An Old Song, A New Song, The Magnificat, Benedictus

Hannah's Song of Thanksgiving

My heart exults in the Lord;
My horn is exalted in the Lord,
My mouth speaks boldly against my enemies,
Because I rejoice in Thy salvation.

There is no one holy like the Lord,
Indeed, there is no one besides Thee,
Nor is there any rock like our God.

Boast no more so very proudly,
Do not let the arrogance come out of your mouth;
For the Lord is a God of knowledge,
And with Him actions are weighed.

The bows of the mighty are shattered,
But the feeble grind on strength.

Those who were full hire themselves out for bread,
But those who were hungry cease to hunger.
Even the barren gives birth to seven,
But she who has many children languishes.

The Lord kills and makes alive;
He brings down to Sheol and raises up.

The Lord makes poor and rich;
He brings low, He also exalts.

He raises the poor from the dust,
He lifts the needy from the ash heap
To make them sit with nobles,
And inherit a seat of honor.

For the pillars of the earth are the Lord's,
And He set the world on them.

He keeps the feet of His godly ones,
But the wicked ones are silenced in darkness;
For not by might shall a man prevail.

Those who contend with the Lord will be shattered;
Against them He will thunder in the heavens.
The Lord will judge the ends of the earth;
And he will give strength to His king;
And will exalt the horn of His anointed.

A New Song

O sing to the Lord a new song,
For He has done wonderful things,
His right hand and His holy arm have gained the victory for Him.

The Lord has made known His salvation,
He has revealed His righteousness in the sight of the nations.

The Magnificat: Mary's Song of Praise

My soul exalts the Lord,
My spirit has rejoiced in God my Savior.

For He has had regard for the humble state of His bondslave;
For behold, from this time on all generations will count me blessed.

For the Mighty One has done great things for me;
And holy is His name.

And His Mercy is upon generation after generation
Toward those who fear Him.

He has done mighty deeds with His arms;
He has scattered those who were proud in the thoughts of their heart.

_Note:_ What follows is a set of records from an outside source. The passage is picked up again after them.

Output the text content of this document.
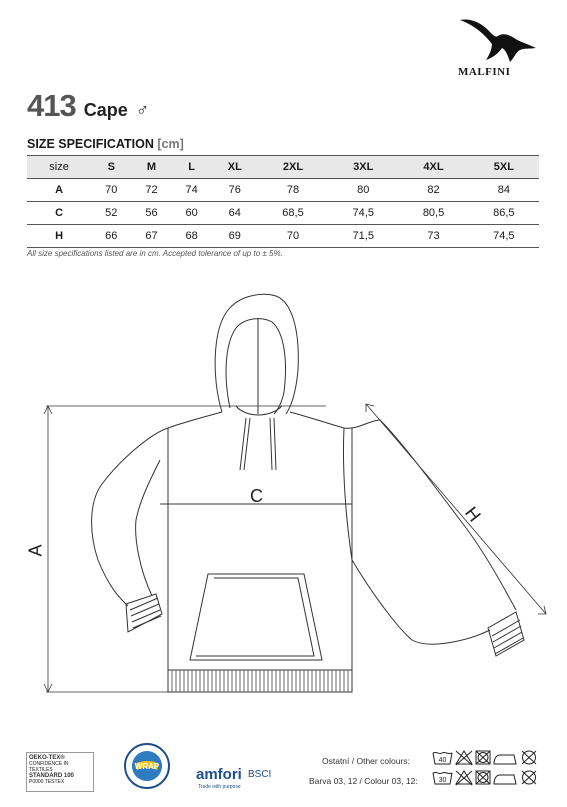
MALFINI
413 Cape ♂
SIZE SPECIFICATION [cm]
size	S	M	L	XL	2XL	3XL	4XL	5XL
A	70	72	74	76	78	80	82	84
C	52	56	60	64	68,5	74,5	80,5	86,5
H	66	67	68	69	70	71,5	73	74,5
All size specifications listed are in cm. Accepted tolerance of up to ± 5%.
A
C
H
OEKO-TEX®
CONFIDENCE IN TEXTILES
STANDARD 100
P0000 TESTEX
WRAP amfori BSCI
Trade with purpose
Ostatní / Other colours:
Barva 03, 12 / Colour 03, 12:
40
30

He has brought down rulers from their thrones,
And has exalted those who were humble.

He has filled the hungry with good things;
And sent away the rich empty-handed.

He has given help to Israel His servant,
In remembrance of His mercy,
As He spoke to our fathers,
To Abraham and his offspring forever.

Benedictus: Zacharias's Song Of Praise

Blessed be the Lord God of Israel,
For he has visited us and accomplished redemption for His people,

And has raised up a horn of salvation for us
In the house of David His servant --
As He spoke by the mouth of His holy prophets from of old --
Salvation from our enemies and from the hand of all who hate us;
To show mercy toward our fathers,
And to remember His holy covenant,
The oath which He swore to Abraham our father,
To grant us that we, being delivered from the hand of our enemies,
Might serve Him without fear,
In holiness and righteousness before Him all our days.

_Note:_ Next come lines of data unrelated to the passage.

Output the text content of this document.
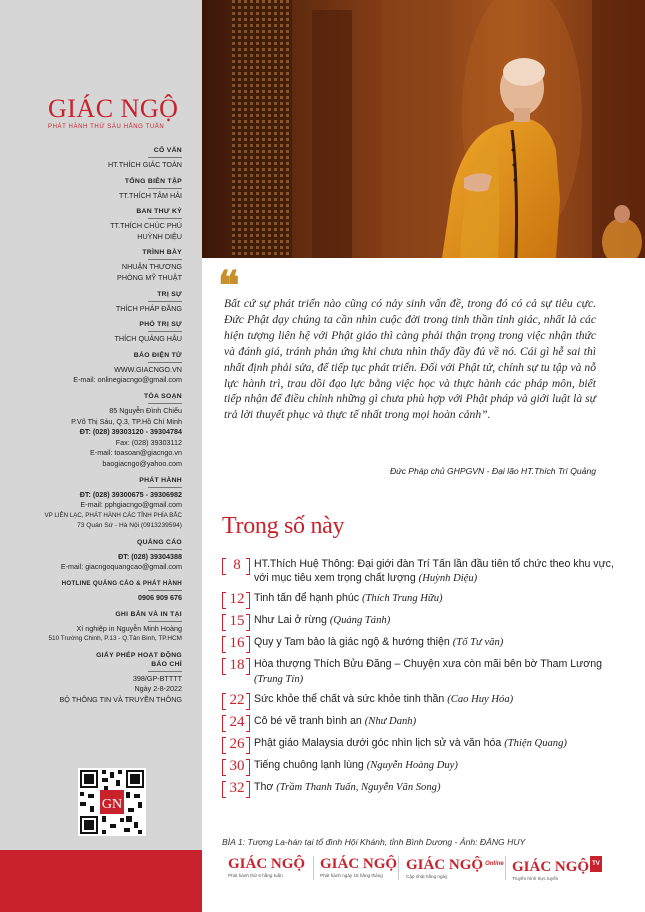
GIÁC NGỘ
PHÁT HÀNH THỨ SÁU HẰNG TUẦN
CỐ VẤN
HT.THÍCH GIÁC TOÀN
TỔNG BIÊN TẬP
TT.THÍCH TÂM HẢI
BAN THƯ KÝ
TT.THÍCH CHÚC PHÚ
HUỲNH DIỆU
TRÌNH BÀY
NHUẬN THƯƠNG
PHÒNG MỸ THUẬT
TRỊ SỰ
THÍCH PHÁP ĐĂNG
PHÓ TRỊ SỰ
THÍCH QUẢNG HẬU
BÁO ĐIỆN TỬ
WWW.GIACNGO.VN
E-mail: onlinegiacngo@gmail.com
TÒA SOẠN
85 Nguyễn Đình Chiểu
P.Võ Thị Sáu, Q.3, TP.Hồ Chí Minh
ĐT: (028) 39303120 - 39304784
Fax: (028) 39303112
E-mail: toasoan@giacngo.vn
baogiacngo@yahoo.com
PHÁT HÀNH
ĐT: (028) 39300675 - 39306982
E-mail: pphgiacngo@gmail.com
VP LIÊN LẠC, PHÁT HÀNH CÁC TỈNH PHÍA BẮC
73 Quán Sứ - Hà Nội (0913239594)
QUẢNG CÁO
ĐT: (028) 39304388
E-mail: giacngoquangcao@gmail.com
HOTLINE QUẢNG CÁO & PHÁT HÀNH
0906 909 676
GHI BẢN VÀ IN TẠI
Xí nghiệp in Nguyễn Minh Hoàng
510 Trường Chinh, P.13 - Q.Tân Bình, TP.HCM
GIẤY PHÉP HOẠT ĐỘNG BÁO CHÍ
398/GP-BTTTT
Ngày 2-8-2022
BỘ THÔNG TIN VÀ TRUYỀN THÔNG
GN
❝
Bất cứ sự phát triển nào cũng có nảy sinh vấn đề, trong đó có cả sự tiêu cực. Đức Phật dạy chúng ta cần nhìn cuộc đời trong tinh thần tỉnh giác, nhất là các hiện tượng liên hệ với Phật giáo thì càng phải thận trọng trong việc nhận thức và đánh giá, tránh phản ứng khi chưa nhìn thấy đầy đủ về nó. Cái gì hễ sai thì nhất định phải sửa, để tiếp tục phát triển. Đối với Phật tử, chính sự tu tập và nỗ lực hành trì, trau dồi đạo lực bằng việc học và thực hành các pháp môn, biết tiếp nhận để điều chỉnh những gì chưa phù hợp với Phật pháp và giới luật là sự trả lời thuyết phục và thực tế nhất trong mọi hoàn cảnh”.
Đức Pháp chủ GHPGVN - Đại lão HT.Thích Trí Quảng
Trong số này
8	HT.Thích Huệ Thông: Đại giới đàn Trí Tấn lần đầu tiên tổ chức theo khu vực, với mục tiêu xem trọng chất lượng (Huỳnh Diệu)
12 Tinh tấn để hạnh phúc (Thích Trung Hữu)
15 Như Lai ở rừng (Quảng Tánh)
16 Quy y Tam bảo là giác ngộ & hướng thiện (Tố Tư văn)
18 Hòa thượng Thích Bửu Đăng – Chuyện xưa còn mãi bên bờ Tham Lương (Trung Tín)
22 Sức khỏe thể chất và sức khỏe tinh thần (Cao Huy Hóa)
24 Cô bé vẽ tranh bình an (Như Danh)
26 Phật giáo Malaysia dưới góc nhìn lịch sử và văn hóa (Thiện Quang)
30 Tiếng chuông lạnh lùng (Nguyễn Hoàng Duy)
32 Thơ (Trầm Thanh Tuấn, Nguyễn Văn Song)
BÌA 1: Tượng La-hán tại tổ đình Hội Khánh, tỉnh Bình Dương - Ảnh: ĐĂNG HUY
GIÁC NGỘ
Phát hành thứ 6 hằng tuần
GIÁC NGỘ
Phát hành ngày 15 hằng tháng
GIÁC NGỘ $^{Online}$
Cập nhật hằng ngày
GIÁC NGỘ TV
Truyền hình trực tuyến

And you, child, will be called the prophet of the Most High;
For you will go on before the Lord to prepare the ways;
To give to His people the knowledge of salvation
By forgiveness of their sins,
Because of the tender mercy of our God,
With which the Sunrise from on high shall visit us,
To shine upon those who sit in darkness and the shadow of death,
To guide our feet into the way of peace.

A question we need to face is the question of whether God intervenes in history and how God exercises His providence through government, civil society, and individuals.  This issue is universal in its quest, and not restricted to traditional Western societies, and what we commonly think of as democratic nations. These three songs, as well as David's song, all express confidence in God's exercise of providence in human history, even as they go well beyond that.

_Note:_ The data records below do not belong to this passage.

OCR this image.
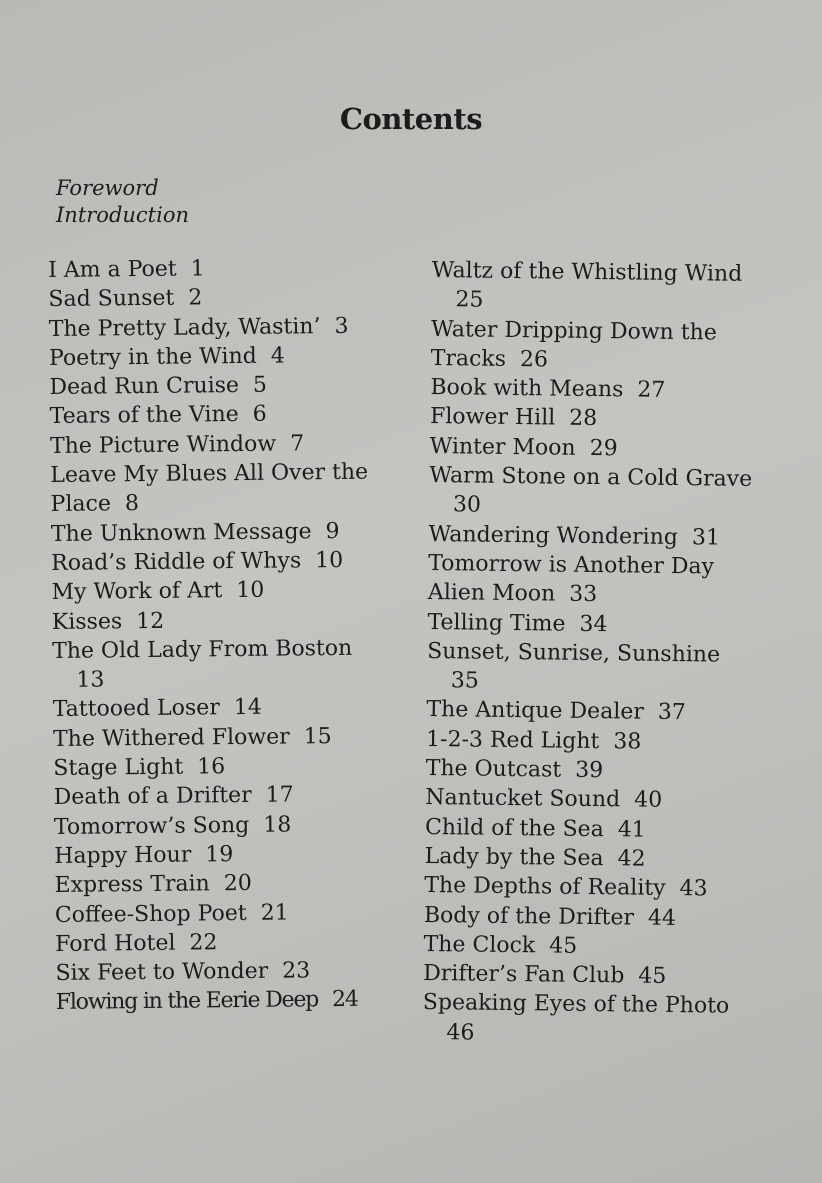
Contents
Foreword
Introduction
I Am a Poet 1
Sad Sunset 2
The Pretty Lady, Wastin’ 3
Poetry in the Wind 4
Dead Run Cruise 5
Tears of the Vine 6
The Picture Window 7
Leave My Blues All Over the Place 8
The Unknown Message 9
Road’s Riddle of Whys 10
My Work of Art 10
Kisses 12
The Old Lady From Boston
13
Tattooed Loser 14
The Withered Flower 15
Stage Light 16
Death of a Drifter 17
Tomorrow’s Song 18
Happy Hour 19
Express Train 20
Coffee-Shop Poet 21
Ford Hotel 22
Six Feet to Wonder 23
Flowing in the Eerie Deep 24
Waltz of the Whistling Wind
25
Water Dripping Down the Tracks 26
Book with Means 27
Flower Hill 28
Winter Moon 29
Warm Stone on a Cold Grave
30
Wandering Wondering 31
Tomorrow is Another Day
Alien Moon 33
Telling Time 34
Sunset, Sunrise, Sunshine
35
The Antique Dealer 37
1-2-3 Red Light 38
The Outcast 39
Nantucket Sound 40
Child of the Sea 41
Lady by the Sea 42
The Depths of Reality 43
Body of the Drifter 44
The Clock 45
Drifter’s Fan Club 45
Speaking Eyes of the Photo
46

During the Christmas season, celebrated all over the earth, the Magnificat may seem to be the most familiar.  Yet, we may hear it in the music of Bach, and not really focus on the full expression of the content of Mary's song, as she recites, in a way, Hannah's song as she discovers her pregnancy with Samuel, as well as other passages from the Old Testament.  Or we might gloss over the song of Zacharias on the birth of his son, John, and fail to see the principles of God's sovereignty and covenant-making.  How easy it is in the midst of joy and celebration of the season to forget that there will be judgment some day, both on an individual and personal basis, as well as on a national basis.

Maybe I should just let the words of these songs speak for themselves!